A norma invisível

Sobre os méritos da proclamada epidemia nos últimos meses, foram gastas palavras de autoridade, mas até agora pouco ou nada definitivas, sempre à espera de um "definitivo" nas coisas da ciência. Quanto ao método, por outro lado, foi mais fácil identificar a última metamorfose de uma crise ininterrupta que há pelo menos vinte anos vem exigindo exceções aos precedentes éticos e legais para resolver emergências que não podem ser enfrentadas a cada vez com as ferramentas. de primeira. Se tentássemos uma taxonomia das exceções condensadas neste curto período, a atual cairia no caso de ataque terrorista . Não tanto pelo terror que já integra a fenomenologia da emergência, mas mais pelos produtos do momento reformador conectado: incutir o medo do próximo como portador de riscos invisíveis e mortais → dispositivos de vigilância reforçadora → limitando as liberdades que lhe pertencem para a esfera física.

As medidas extraordinárias adotadas de vez em quando na era da crise perpétua sempre deixam um sedimento irreversível na lei e na percepção do ordinário. E com isso eles empurram cada vez mais a plataforma em que as exceções subsequentes serão enxertadas, nesta qualificação não de eventos, mas de reações a eventos como incrementalmente "incomparáveis", mesmo em sua versão até agora mais recente, não escapam à regra de cada versão mais recente, ou seja, para superar as aplicações anteriores em todas as dimensões possíveis.

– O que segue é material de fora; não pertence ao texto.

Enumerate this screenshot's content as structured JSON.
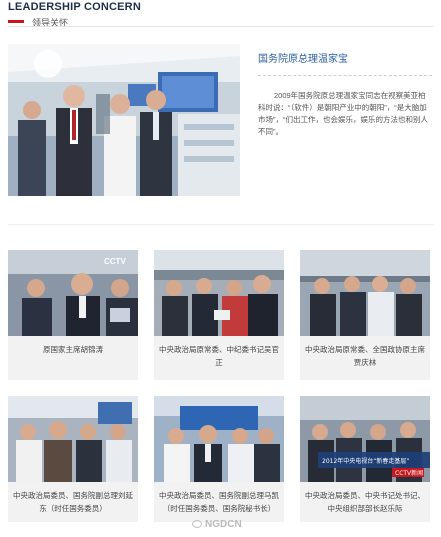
{
  "header": {
    "title": "LEADERSHIP CONCERN",
    "subtitle": "领导关怀"
  },
  "feature": {
    "name": "国务院原总理温家宝",
    "description": "2009年国务院原总理温家宝同志在视察美亚柏科时说：“（软件）是朝阳产业中的朝阳”，“是大脑加市场”，“们出工作，也会娱乐，娱乐的方法也和别人不同”。"
  },
  "cards": [
    {
      "caption": "原国家主席胡锦涛"
    },
    {
      "caption": "中央政治局原常委、中纪委书记吴官正"
    },
    {
      "caption": "中央政治局原常委、全国政协原主席贾庆林"
    },
    {
      "caption": "中央政治局委员、国务院副总理刘延东（时任国务委员）"
    },
    {
      "caption": "中央政治局委员、国务院副总理马凯（时任国务委员、国务院秘书长）"
    },
    {
      "caption": "中央政治局委员、中央书记处书记、中央组织部部长赵乐际"
    }
  ],
  "photo_texts": {
    "tv_logo": "CCTV",
    "screen_banner": "2012年中央电视台“新春走基层”",
    "screen_badge": "CCTV新闻"
  },
  "watermark": "NGDCN",
  "colors": {
    "accent_red": "#c8161d",
    "title_navy": "#1f2f4a",
    "link_blue": "#2a5f9e",
    "card_bg": "#f2f2f2"
  }
}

O primeiro produto da lista reflecte-se hoje, diria de forma radical, no dispositivo do «distanciamento social» que faz da negação da proximidade e do seu mandamento (Mt 22,39) uma norma geral. O aumento da vigilância (segundo produto) se traduziu em um desdobramento de forças públicas, pela primeira vez, com o objetivo de sancionar os movimentos diários de todos e em todos os lugares. Ambos os produtos convergem instrumentalmente para o terceiro, mais amplo e in fieri , de segregação e controle dos cidadãos no espaço físico.

O vício dos mitos da desmaterialização digital e econômica, de uma realidade sempre reproduzível sem restrições de espaço e velocidade no eletrônico ( dígito , ver fr. Numérique ) e número monetário enfraqueceu nos contemporâneos a consciência do primado corporal sobre o ideal produções. As palavras que hoje expressam a sede dos pensamentos e emoções – spīrĭtŭs , ănĭma (Gr. Ἄνεμος ), psyche (Gr. Ψυχή ) – todas originalmente indicavam o meio fisiológico de respiração. O moderno root pneu- em vez disso, para os antigos era πνεύμα : alma, fôlego vital, Espírito Santo (Hb. רוח , fôlego). É importante observar como as emergências da última temporada foram particularmente violentas nesta encruzilhada metafísica, criminalizando primeiro os resíduos gasosos do movimento respiratório (CO 2 ) e depois virando o espiraculum vitae divino (Gn 2,7) em um sopro mortal ser encarcerado e se esconder atrás de uma máscara, como uma afronta obscena à vida. Nos protestos que hoje sacodem as ruas, sua negação tornou-se um slogan a ser recitado de joelhos: “Não consigo respirar”.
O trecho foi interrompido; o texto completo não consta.